Let’s get out of our own way

June 10, 2013
Washington has been flailing around from the debt ceiling to the fiscal cliff. At this writing, there is still no budget. Contractors are confused about Obamacare and hindered by tax law. The sequester has cut into Federal work that the contractors had gotten in the past.

It’s pretty clear in talking with some of the country’s larger contractors while putting together our Book of Giants feature that the government is a huge hindrance to the economy in both what it does and what it fails to do.

Washington has been flailing around from the debt ceiling to the fiscal cliff. At this writing, there is still no budget. Contractors are confused about Obamacare and hindered by tax law. The sequester has cut into Federal work that the contractors had gotten in the past.
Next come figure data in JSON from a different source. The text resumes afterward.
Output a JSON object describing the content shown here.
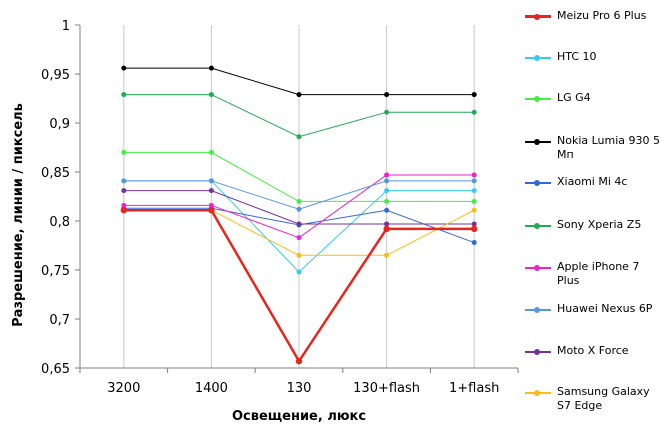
{
  "chart_data": {
    "type": "line",
    "xlabel": "Освещение,  люкс",
    "ylabel": "Разрешение,  линии / пиксель",
    "categories": [
      "3200",
      "1400",
      "130",
      "130+flash",
      "1+flash"
    ],
    "ylim": [
      0.65,
      1
    ],
    "yticks": [
      "0,65",
      "0,7",
      "0,75",
      "0,8",
      "0,85",
      "0,9",
      "0,95",
      "1"
    ],
    "grid": "vertical",
    "legend_position": "right",
    "series": [
      {
        "name": "Meizu Pro 6 Plus",
        "color": "#e8241c",
        "emphasis": true,
        "values": [
          0.811,
          0.811,
          0.657,
          0.792,
          0.792
        ]
      },
      {
        "name": "HTC 10",
        "color": "#33ccee",
        "values": [
          0.841,
          0.841,
          0.748,
          0.831,
          0.831
        ]
      },
      {
        "name": "LG G4",
        "color": "#44ee44",
        "values": [
          0.87,
          0.87,
          0.82,
          0.82,
          0.82
        ]
      },
      {
        "name": "Nokia Lumia 930 5 Мп",
        "color": "#000000",
        "values": [
          0.956,
          0.956,
          0.929,
          0.929,
          0.929
        ]
      },
      {
        "name": "Xiaomi Mi 4c",
        "color": "#3366dd",
        "values": [
          0.813,
          0.813,
          0.796,
          0.811,
          0.778
        ]
      },
      {
        "name": "Sony Xperia Z5",
        "color": "#22aa55",
        "values": [
          0.929,
          0.929,
          0.886,
          0.911,
          0.911
        ]
      },
      {
        "name": "Apple iPhone 7 Plus",
        "color": "#ee22cc",
        "values": [
          0.816,
          0.816,
          0.783,
          0.847,
          0.847
        ]
      },
      {
        "name": "Huawei Nexus 6P",
        "color": "#5599dd",
        "values": [
          0.841,
          0.841,
          0.812,
          0.841,
          0.841
        ]
      },
      {
        "name": "Moto X Force",
        "color": "#773399",
        "values": [
          0.831,
          0.831,
          0.797,
          0.797,
          0.797
        ]
      },
      {
        "name": "Samsung Galaxy S7 Edge",
        "color": "#ffbb11",
        "values": [
          0.811,
          0.811,
          0.765,
          0.765,
          0.811
        ]
      }
    ]
  }
}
In our Giants feature story, EMCOR President and CEO Tony Guzzi describes the stagnation: “We’ve gone from a period of economic uncertainty to a period of political uncertainty. Until we clear up the fiscal mess and get a budget deal and clear up our energy policy with the Keystone pipeline, we have an opportunity with inexpensive natural gas, but we can’t take advantage of it politically.”

The continued gridlock and lack of substance from Washington has prevented most businesses from to committing to capital spending and additional hiring, says Clark Gey, president of Wayne Automatic Fire Sprinklers, Ocoee, Fla.

Many contractors are Subchapter S corporations, a structure that CONTRACTOR’s finance columnist Irving Blackman has been advocating for years as a way to pass corporate profits through to the owners without being taxed twice for corporate taxes and individual income taxes. It makes contractors, however, “wealthy individuals,” Gey notes.

“It is extremely sad and disappointing that many folks in Washington fail to understand that most small businesses are taxed as Subchapter S corporations,” Gey says. “Many in Washington mistake Subchapter S corporate taxes (paid on the owner’s personal return) as being ‘wealthy individuals’ rather than entrepreneurs.  If these same taxes were paid by C corporations, Washington would be in favor of making them ‘more competitive’ with other nations. This basic lack of understanding of corporate taxation is a fundamental impediment to meaningful tax reform.”

Then there is the confusion over the Affordable Care Act. A lot of businesses were probably treading water in 2012, waiting to see if the Supreme Court ruled that the individual mandate was constitutional.

Uncertainty over the ACA last year is being blamed for this year’s sluggishness. “It impeded the recovery,” Mark Zandi, a co-founder of Moody’s Economy.com, said recently in an article in the New York Times.

Although he’s not a Giant (except in the hearts and minds of those at CONTRACTOR) Plumbing-Heating-Cooling Contractors – National Association Vice President Kevin Tindall, Tindall & Ranson, Princeton, N.J., testified before Congress that many small businesses, including his own, can’t continue to absorb 9%-plus insurance premium increases every year.

In response to a question from Rep. Chris Collins (R-NY), Tindall was able to further describe the many uncertainties the Affordable Care Act is creating for small businesses. “We’re not being able to predict the cost of going forward,” Tindall said. “The implementation of the law was supposed to create a cost-controlling mechanism, but as a company, I haven’t seen that yet. … The biggest problem I have is that it is unpredictable.”

While pointing out the EMCOR is self-insured, Guzzi says he thinks Obamacare may keep some contractors growing.

“If you are a smaller contractor, you have a lot of decisions to make about how many full-time or part-time employees you’ll have or do you want to pay the penalty or not,” Guzzi says. “It will probably drive more people into consumer-driven health plans. For lower middle class people it’s going to be pretty painful and it’s sad. And as we go into 2016, the trade unions with their ‘Cadillac’ plans will get hit with taxes.”

Guzzi, however is hopeful on two fronts. If the U.S. fully exploits its oil and natural gas resources, it could improve our balance of payments by $250 billion a year, equivalent to 1%-2% of GDP.

“I think they are going to get a deal on fiscal side between now and August,” Guzzi says. “I think they are smart enough to realize that they are dragging down the economy. … With the energy situation that we have in the U.S., we should have great 20-year run. We’ve just got to get out of our own way.”